Alex Jones intends to resist efforts by Fulton County District Attorney Fani Willis to compel him to testify in this month’s trial of two Donald Trump co-defendants, his attorney said Tuesday.
Norm Pattis, an attorney for the far-right broadcaster, said Jones has nothing to offer in the trial — and that even if a court were to order him to testify, he would simply plead the Fifth, as he did when subpoenaed to testify to the House Jan. 6 select committee last year.
“We’re not going to help Fani’s fantasy life come true any more than we did that of the J6 committee,” Pattis said.
Willis indicated her intent to compel Jones’ testimony in a court filing posted publicly Tuesday. The filing indicated that Jones had contacts with Kenneth Chesebro, an attorney who helped craft Trump’s last-ditch strategy to upend Joe Biden’s victory in the 2020 election and keep Trump in power. Chesebro and attorney Sidney Powell are slated to go on trial Oct. 23, the first batch of Trump’s 18 co-defendants in an alleged racketeering conspiracy to face jurors.
“[Jones] possesses unique knowledge concerning communications between himself and Kenneth Chesebro and other known and unknown individuals involved in the multi-state, coordinated efforts to influence the results of the November 3, 2020 election in Georgia and elsewhere,” Willis wrote.
Recently unearthed videos show Chesebro walking alongside Jones’ entourage on the afternoon of Jan. 6, 2021, in the restricted area of the Capitol grounds, but it’s unclear if the two had any previous communications.
Jones, a far-right conspiracy theorist with a massive following on InfoWars, was a prominent booster of Trump’s false claims that the 2020 election was stolen, and he attended Trump’s speech on the morning of Jan. 6, 2021. He helped lead a massive crowd from the speech to the Capitol, which had been breached by the time he arrived. Jones has not been charged for his actions that day but a close associate, Owen Shroyer, who accompanied him on Capitol grounds, was recently sentenced to 60 days in jail for his actions.
To obtain Jones’ testimony — along with dozens of other potential witnesses who reside outside of Georgia — Willis must seek permission from both a judge in her district and in the courts where the witnesses reside. Jones, she noted, lives in Travis County, Texas. His resistance to Willis’ effort to compel his testimony portends a potential wide array of legal fights that could result from Willis’ effort to put on a massive case against all of the alleged co-conspirators.

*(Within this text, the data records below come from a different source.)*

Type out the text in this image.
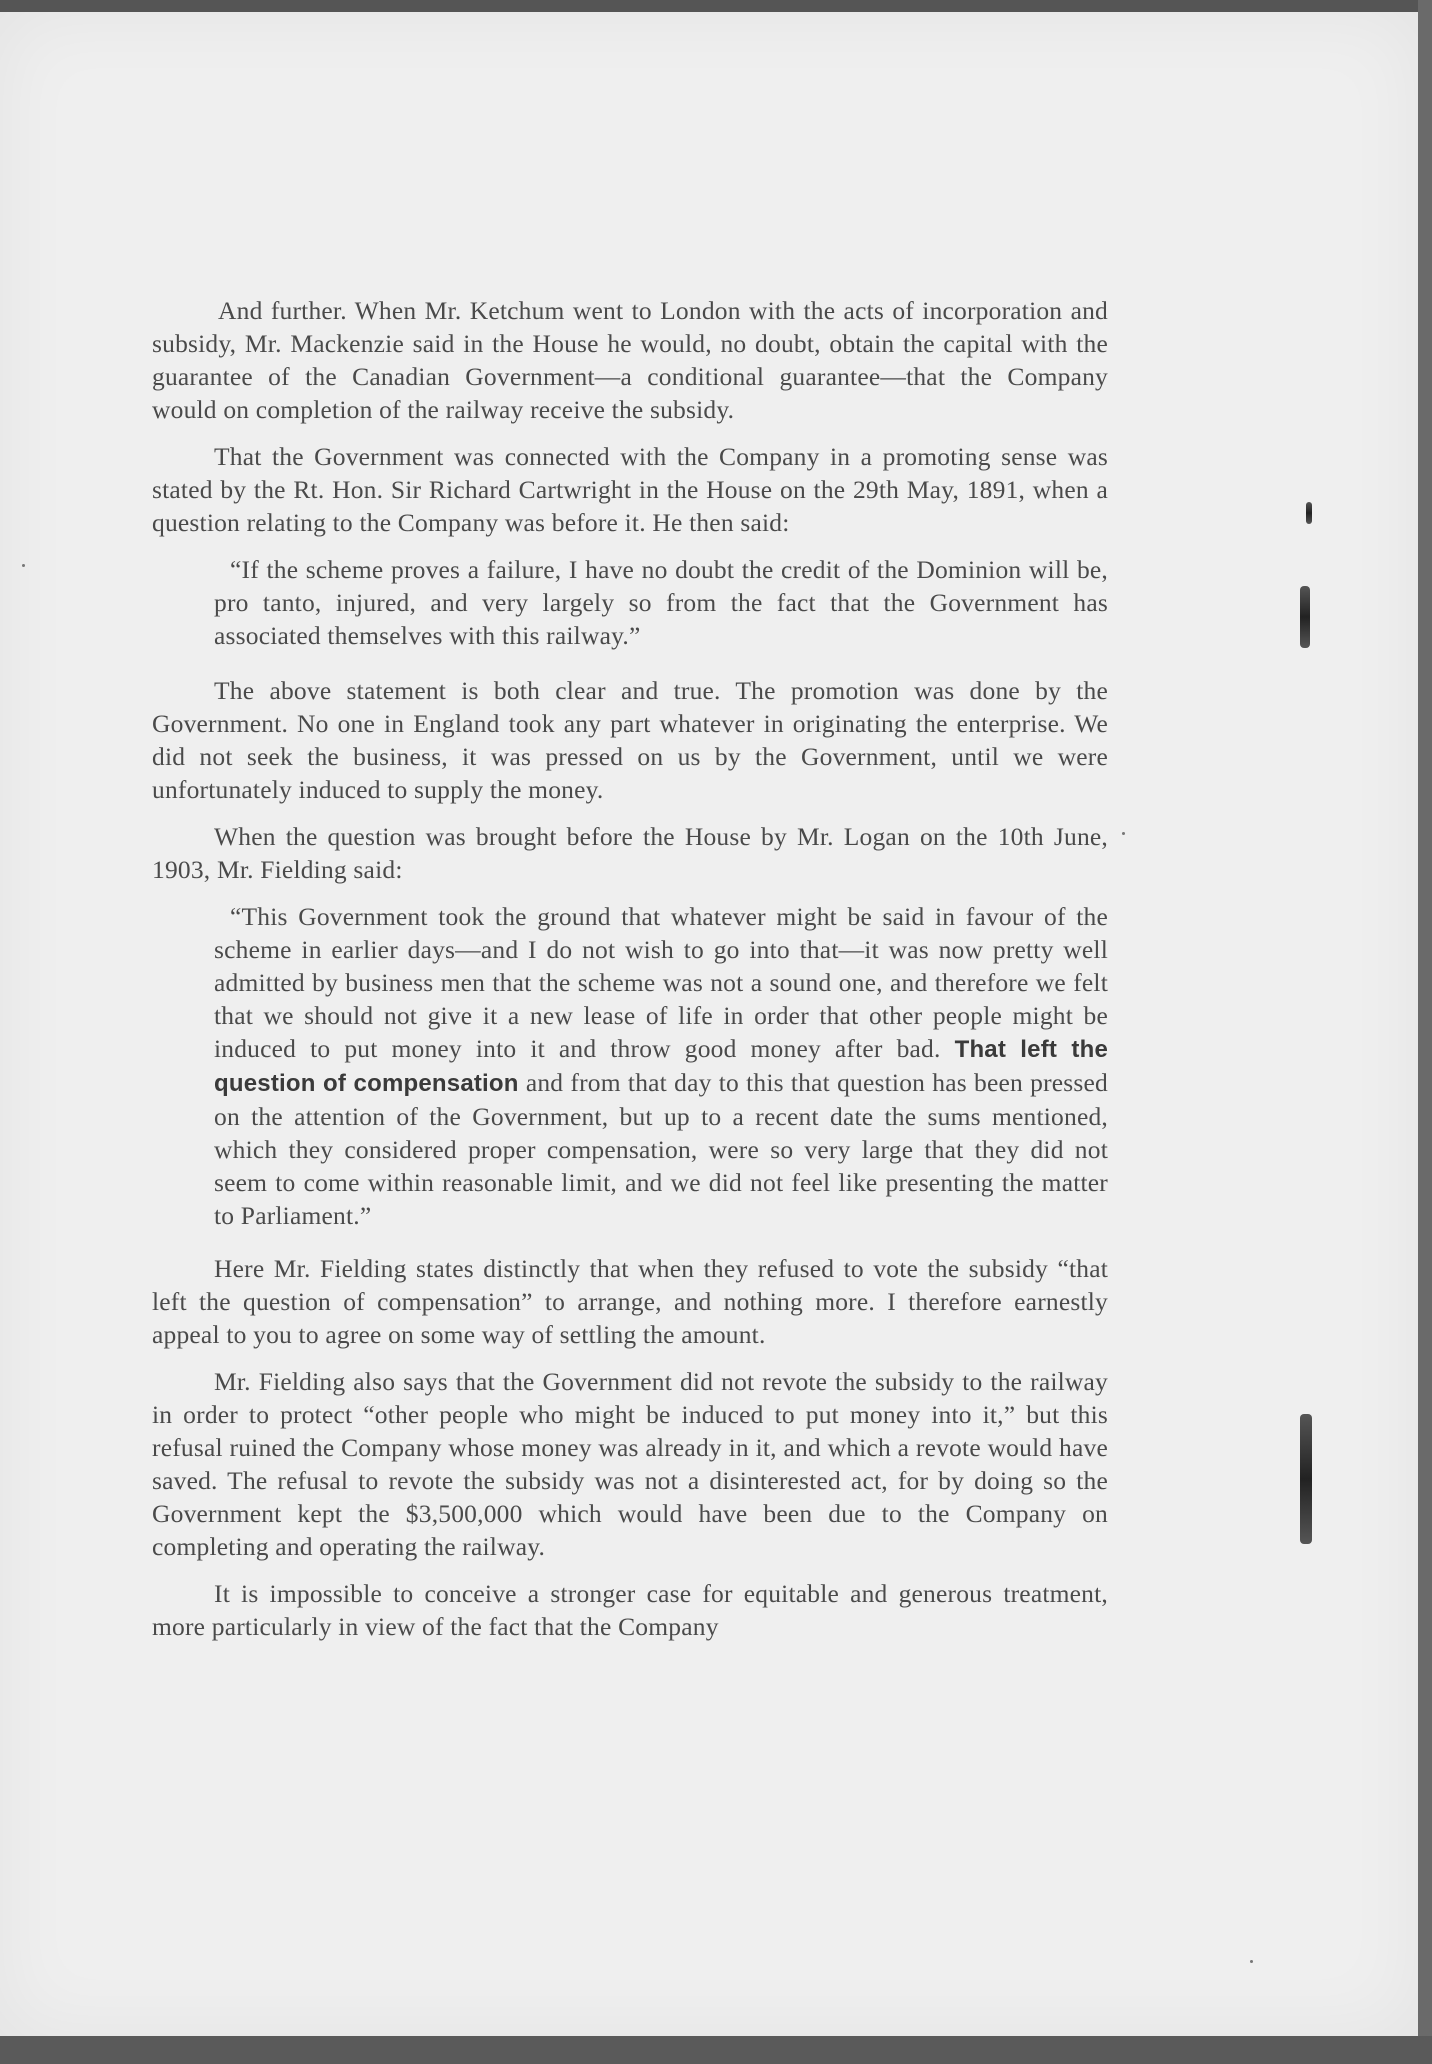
And further. When Mr. Ketchum went to London with the acts of incorporation and subsidy, Mr. Mackenzie said in the House he would, no doubt, obtain the capital with the guarantee of the Canadian Government—a conditional guarantee—that the Company would on completion of the railway receive the subsidy.

That the Government was connected with the Company in a promoting sense was stated by the Rt. Hon. Sir Richard Cartwright in the House on the 29th May, 1891, when a question relating to the Company was before it. He then said:

“If the scheme proves a failure, I have no doubt the credit of the Dominion will be, pro tanto, injured, and very largely so from the fact that the Government has associated themselves with this railway.”

The above statement is both clear and true. The promotion was done by the Government. No one in England took any part whatever in originating the enterprise. We did not seek the business, it was pressed on us by the Government, until we were unfortunately induced to supply the money.

When the question was brought before the House by Mr. Logan on the 10th June, 1903, Mr. Fielding said:

“This Government took the ground that whatever might be said in favour of the scheme in earlier days—and I do not wish to go into that—it was now pretty well admitted by business men that the scheme was not a sound one, and therefore we felt that we should not give it a new lease of life in order that other people might be induced to put money into it and throw good money after bad. That left the question of compensation and from that day to this that question has been pressed on the attention of the Government, but up to a recent date the sums mentioned, which they considered proper compensation, were so very large that they did not seem to come within reasonable limit, and we did not feel like presenting the matter to Parliament.”

Here Mr. Fielding states distinctly that when they refused to vote the subsidy “that left the question of compensation” to arrange, and nothing more. I therefore earnestly appeal to you to agree on some way of settling the amount.

Mr. Fielding also says that the Government did not revote the subsidy to the railway in order to protect “other people who might be induced to put money into it,” but this refusal ruined the Company whose money was already in it, and which a revote would have saved. The refusal to revote the subsidy was not a disinterested act, for by doing so the Government kept the $3,500,000 which would have been due to the Company on completing and operating the railway.

It is impossible to conceive a stronger case for equitable and generous treatment, more particularly in view of the fact that the Company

For example, Willis also signaled on Tuesday that she intends to seek testimony from Republican National Committee Chairwoman Ronna McDaniel. And last week, she indicated plans to call Trump legal adviser Boris Epshteyn, several Republicans who falsely posed as presidential electors in 2020 and attorney Lin Wood.

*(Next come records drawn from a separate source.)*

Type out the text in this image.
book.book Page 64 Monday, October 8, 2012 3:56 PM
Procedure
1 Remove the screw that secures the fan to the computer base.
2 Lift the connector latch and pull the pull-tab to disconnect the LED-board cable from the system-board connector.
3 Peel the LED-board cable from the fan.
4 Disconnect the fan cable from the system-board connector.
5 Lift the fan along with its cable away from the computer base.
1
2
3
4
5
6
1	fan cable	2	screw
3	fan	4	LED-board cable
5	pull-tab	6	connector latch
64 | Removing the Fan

Willis fought similar battles to obtain testimony during her year-long special grand jury investigation into the matter, initiating legal processes that helped make public the witnesses she was targeting across the country. Some of those witnesses — including Trump allies Mike Flynn, Lindsey Graham, Mark Meadows, Rudy Giuliani and Chesebro himself — resisted those efforts. But all ultimately lost local and federal court battles on the matter.